Those of you who have been following more newsy food happenings have probably heard about the Corn Refiners Association‘s bid to change the term “high fructose corn syrup,” which is found on many food labels, to “corn sugar.”
They petitioned the U.S. Food and Drug Administration to allow them to make the change on nutritional labels, but the FDA has rejected that petition. The FDA defines sugar as a “solid, dried and crystallized food,” according to multiple news sources* reporting this decision.
High fructose corn syrup has become increasingly unpopular amid reports and opinions that it is a creepy, chemically processed Frankenfood that is unhealthy for human consumption. And a lot of folks got even more upset when they realized it’s in … well, just about *everything* we eat.
The corn refiners’ group wanted the FDA to let them change the term to “corn sugar” in order to get across the message that high fructose corn syrup is a sweetener derived from natural products and has the same nutritional value as granulated sugar. They started an advertising campaign featuring commercials such as this one, in which one mom judges another mom for feeding her kids HFCS.

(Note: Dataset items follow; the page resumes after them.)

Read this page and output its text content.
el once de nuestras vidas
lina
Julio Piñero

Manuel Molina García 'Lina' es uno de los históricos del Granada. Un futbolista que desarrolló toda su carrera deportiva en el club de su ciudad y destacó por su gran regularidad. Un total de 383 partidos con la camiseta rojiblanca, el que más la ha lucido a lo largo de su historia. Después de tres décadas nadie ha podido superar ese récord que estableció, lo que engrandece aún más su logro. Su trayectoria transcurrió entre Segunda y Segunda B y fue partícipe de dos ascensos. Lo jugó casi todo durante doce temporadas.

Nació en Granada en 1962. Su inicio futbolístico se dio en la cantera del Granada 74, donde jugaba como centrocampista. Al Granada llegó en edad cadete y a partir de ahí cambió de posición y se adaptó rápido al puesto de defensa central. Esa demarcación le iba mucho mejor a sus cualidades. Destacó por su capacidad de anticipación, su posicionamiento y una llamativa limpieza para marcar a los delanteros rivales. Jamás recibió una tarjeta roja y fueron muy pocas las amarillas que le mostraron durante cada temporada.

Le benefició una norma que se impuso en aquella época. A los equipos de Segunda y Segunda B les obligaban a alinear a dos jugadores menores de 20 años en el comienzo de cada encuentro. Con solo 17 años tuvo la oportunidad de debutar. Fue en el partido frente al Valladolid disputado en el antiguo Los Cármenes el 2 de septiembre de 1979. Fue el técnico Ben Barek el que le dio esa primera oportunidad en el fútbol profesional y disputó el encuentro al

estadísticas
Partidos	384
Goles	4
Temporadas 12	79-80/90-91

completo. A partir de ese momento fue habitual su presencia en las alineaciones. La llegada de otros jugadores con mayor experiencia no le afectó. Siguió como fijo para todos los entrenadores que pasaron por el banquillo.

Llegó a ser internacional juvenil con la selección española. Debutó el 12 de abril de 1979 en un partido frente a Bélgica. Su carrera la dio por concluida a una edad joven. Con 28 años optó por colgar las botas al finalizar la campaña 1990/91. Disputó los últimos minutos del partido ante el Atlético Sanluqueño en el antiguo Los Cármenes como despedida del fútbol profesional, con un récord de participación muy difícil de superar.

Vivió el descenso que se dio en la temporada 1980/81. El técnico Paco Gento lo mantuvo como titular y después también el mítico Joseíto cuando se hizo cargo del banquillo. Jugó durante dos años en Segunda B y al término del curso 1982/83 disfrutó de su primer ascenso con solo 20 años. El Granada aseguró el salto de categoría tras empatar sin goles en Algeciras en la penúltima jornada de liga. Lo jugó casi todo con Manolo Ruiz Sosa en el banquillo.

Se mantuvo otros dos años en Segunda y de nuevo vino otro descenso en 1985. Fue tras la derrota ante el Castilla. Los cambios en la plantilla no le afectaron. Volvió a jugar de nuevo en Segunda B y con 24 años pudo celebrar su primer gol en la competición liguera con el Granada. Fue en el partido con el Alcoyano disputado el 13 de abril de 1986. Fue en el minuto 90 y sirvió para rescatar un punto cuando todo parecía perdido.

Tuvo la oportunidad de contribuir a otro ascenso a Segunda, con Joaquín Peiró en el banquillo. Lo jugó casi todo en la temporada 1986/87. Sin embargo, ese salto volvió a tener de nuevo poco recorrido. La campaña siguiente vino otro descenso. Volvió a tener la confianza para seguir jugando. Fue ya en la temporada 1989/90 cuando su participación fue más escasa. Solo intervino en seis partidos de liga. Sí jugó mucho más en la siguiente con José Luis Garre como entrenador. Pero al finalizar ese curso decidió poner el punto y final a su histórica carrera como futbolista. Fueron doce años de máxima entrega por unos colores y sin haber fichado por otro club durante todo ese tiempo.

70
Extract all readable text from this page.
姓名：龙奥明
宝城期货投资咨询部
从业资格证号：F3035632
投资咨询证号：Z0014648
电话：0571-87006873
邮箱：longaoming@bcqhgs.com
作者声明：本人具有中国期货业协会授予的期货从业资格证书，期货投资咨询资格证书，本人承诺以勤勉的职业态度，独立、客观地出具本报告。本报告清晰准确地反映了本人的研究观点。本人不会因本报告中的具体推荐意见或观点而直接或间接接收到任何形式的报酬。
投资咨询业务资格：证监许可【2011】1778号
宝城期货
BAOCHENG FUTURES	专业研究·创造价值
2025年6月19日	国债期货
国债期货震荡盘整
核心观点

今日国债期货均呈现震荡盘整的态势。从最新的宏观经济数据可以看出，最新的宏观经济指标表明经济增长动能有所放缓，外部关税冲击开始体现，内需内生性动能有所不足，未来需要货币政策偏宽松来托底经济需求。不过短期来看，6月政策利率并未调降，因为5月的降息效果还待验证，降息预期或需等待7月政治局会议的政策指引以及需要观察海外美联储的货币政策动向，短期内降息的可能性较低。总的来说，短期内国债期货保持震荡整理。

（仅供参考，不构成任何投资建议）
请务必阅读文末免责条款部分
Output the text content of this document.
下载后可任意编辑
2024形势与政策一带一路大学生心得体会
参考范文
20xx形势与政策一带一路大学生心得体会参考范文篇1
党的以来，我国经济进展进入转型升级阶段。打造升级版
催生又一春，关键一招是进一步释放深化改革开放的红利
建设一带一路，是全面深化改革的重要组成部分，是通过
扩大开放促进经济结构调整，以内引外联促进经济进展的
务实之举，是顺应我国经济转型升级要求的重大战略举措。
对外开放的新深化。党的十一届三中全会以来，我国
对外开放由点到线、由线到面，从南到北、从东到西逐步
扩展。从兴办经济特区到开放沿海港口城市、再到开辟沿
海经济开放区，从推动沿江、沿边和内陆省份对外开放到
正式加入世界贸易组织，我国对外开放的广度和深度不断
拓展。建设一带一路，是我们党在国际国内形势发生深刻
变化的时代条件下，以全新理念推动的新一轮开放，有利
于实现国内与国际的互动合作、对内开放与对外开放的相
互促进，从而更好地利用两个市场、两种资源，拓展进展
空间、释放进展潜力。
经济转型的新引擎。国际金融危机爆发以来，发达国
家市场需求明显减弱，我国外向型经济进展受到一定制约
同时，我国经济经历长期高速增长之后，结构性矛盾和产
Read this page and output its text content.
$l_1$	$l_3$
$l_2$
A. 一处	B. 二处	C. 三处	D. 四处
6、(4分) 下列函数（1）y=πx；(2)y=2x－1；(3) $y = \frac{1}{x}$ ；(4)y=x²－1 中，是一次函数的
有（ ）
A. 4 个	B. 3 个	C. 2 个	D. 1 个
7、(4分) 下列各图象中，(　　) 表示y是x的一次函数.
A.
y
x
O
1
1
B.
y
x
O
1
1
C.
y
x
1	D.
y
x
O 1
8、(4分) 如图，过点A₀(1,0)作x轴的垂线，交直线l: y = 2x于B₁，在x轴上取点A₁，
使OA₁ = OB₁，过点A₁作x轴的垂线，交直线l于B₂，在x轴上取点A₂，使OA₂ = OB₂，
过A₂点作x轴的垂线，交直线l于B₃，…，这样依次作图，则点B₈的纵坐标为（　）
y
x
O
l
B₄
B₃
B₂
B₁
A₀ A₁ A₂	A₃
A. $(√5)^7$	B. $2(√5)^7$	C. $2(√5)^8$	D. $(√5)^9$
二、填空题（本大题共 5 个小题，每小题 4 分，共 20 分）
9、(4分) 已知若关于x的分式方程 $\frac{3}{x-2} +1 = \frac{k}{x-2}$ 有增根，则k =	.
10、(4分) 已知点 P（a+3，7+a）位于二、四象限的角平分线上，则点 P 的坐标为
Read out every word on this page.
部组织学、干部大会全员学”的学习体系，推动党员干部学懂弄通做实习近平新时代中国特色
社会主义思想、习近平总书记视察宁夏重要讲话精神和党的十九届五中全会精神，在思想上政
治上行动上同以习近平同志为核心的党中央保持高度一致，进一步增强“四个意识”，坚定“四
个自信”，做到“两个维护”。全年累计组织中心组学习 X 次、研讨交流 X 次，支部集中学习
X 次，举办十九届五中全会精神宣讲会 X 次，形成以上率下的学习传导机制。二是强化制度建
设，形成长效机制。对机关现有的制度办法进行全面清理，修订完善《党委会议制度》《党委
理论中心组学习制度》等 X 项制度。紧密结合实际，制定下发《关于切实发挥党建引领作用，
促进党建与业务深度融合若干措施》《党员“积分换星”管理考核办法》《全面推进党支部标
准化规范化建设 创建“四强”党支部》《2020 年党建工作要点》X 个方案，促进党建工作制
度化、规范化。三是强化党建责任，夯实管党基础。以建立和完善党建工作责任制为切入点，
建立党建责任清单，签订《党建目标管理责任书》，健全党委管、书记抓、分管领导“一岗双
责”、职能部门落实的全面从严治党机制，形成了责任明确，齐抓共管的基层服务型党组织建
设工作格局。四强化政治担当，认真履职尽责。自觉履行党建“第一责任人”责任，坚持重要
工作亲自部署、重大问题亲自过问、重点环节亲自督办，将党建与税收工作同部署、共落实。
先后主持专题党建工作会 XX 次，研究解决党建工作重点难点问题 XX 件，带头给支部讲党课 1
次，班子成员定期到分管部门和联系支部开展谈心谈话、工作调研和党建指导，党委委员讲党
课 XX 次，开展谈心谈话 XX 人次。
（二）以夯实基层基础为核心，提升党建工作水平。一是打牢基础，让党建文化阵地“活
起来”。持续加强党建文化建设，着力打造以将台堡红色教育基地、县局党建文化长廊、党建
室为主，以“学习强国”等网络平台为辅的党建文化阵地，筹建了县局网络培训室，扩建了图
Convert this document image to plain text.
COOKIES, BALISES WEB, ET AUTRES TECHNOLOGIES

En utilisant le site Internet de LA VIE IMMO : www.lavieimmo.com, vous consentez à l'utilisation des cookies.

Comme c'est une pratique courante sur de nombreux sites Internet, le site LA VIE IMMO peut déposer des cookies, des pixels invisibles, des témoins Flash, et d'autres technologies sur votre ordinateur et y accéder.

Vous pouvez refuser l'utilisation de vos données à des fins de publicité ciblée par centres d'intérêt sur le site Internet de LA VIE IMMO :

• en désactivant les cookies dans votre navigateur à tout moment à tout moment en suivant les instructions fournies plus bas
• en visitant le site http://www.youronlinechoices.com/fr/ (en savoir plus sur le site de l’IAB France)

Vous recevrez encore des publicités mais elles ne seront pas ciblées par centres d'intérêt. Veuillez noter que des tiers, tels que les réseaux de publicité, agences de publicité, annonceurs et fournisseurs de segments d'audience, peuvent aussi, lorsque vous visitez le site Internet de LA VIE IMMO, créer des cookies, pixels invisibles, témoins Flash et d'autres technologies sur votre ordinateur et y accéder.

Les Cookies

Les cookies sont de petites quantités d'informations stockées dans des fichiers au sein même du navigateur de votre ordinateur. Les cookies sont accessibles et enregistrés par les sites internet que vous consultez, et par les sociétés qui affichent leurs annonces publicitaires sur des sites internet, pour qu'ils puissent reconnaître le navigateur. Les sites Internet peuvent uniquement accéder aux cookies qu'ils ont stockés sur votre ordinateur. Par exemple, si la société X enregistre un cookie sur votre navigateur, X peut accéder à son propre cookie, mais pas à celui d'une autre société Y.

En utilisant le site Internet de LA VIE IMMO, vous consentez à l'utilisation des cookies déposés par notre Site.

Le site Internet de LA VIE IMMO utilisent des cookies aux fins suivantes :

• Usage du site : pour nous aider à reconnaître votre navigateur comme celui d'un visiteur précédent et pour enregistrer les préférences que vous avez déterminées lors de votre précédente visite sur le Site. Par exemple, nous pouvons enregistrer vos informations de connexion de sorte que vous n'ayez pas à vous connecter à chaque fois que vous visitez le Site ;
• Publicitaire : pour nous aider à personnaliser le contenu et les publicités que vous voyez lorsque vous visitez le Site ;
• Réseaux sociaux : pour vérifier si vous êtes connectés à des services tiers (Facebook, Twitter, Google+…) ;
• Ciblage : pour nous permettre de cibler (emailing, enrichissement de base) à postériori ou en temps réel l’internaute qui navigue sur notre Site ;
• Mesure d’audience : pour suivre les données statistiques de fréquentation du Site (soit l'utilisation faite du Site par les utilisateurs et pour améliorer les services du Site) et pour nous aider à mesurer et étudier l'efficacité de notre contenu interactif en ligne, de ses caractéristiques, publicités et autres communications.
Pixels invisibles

Consumer groups, including Consumers Union, the policy and advocacy arm of Consumer Reports, jumped in and urged the FDA to deny the petition.
Here’s an excerpt from a press release Consumers Union sent me:
Urvashi Rangan, PhD., the director of the Consumer Safety Group at Consumer Reports, said, “The FDA did the right thing. High fructose corn syrup is not ‘corn sugar.’ If the name had been changed, it would have given consumers the wrong impression that this product is ‘natural.’ This is a corn starch that has to be chemically processed. The term ‘corn sugar’ simply doesn’t reflect the chemical changes that take place in production. Consumers know the term high fructose corn syrup, and they should be able to easily differentiate among products that use it.”
The Corn Refiners’ Association has issued a statement saying the FDA denied their petition on “narrow, technical grounds,” – that is, by saying it’s a syrup, not a solid crystallized substance. The statement went on to say, “The fact remains–which FDA did not challenge–that the vast majority of American consumers are confused about HFCS. Consumers have the right to know what is in their foods and beverages in simple, clear language that enables them to make well-informed dietary decisions.”
Hmmmm … well, now, you could interpret that assertion in more ways than one.
Anybody got thoughts about this development?
* CBS News, USA Today, Fox, Huffington Post, yada yada.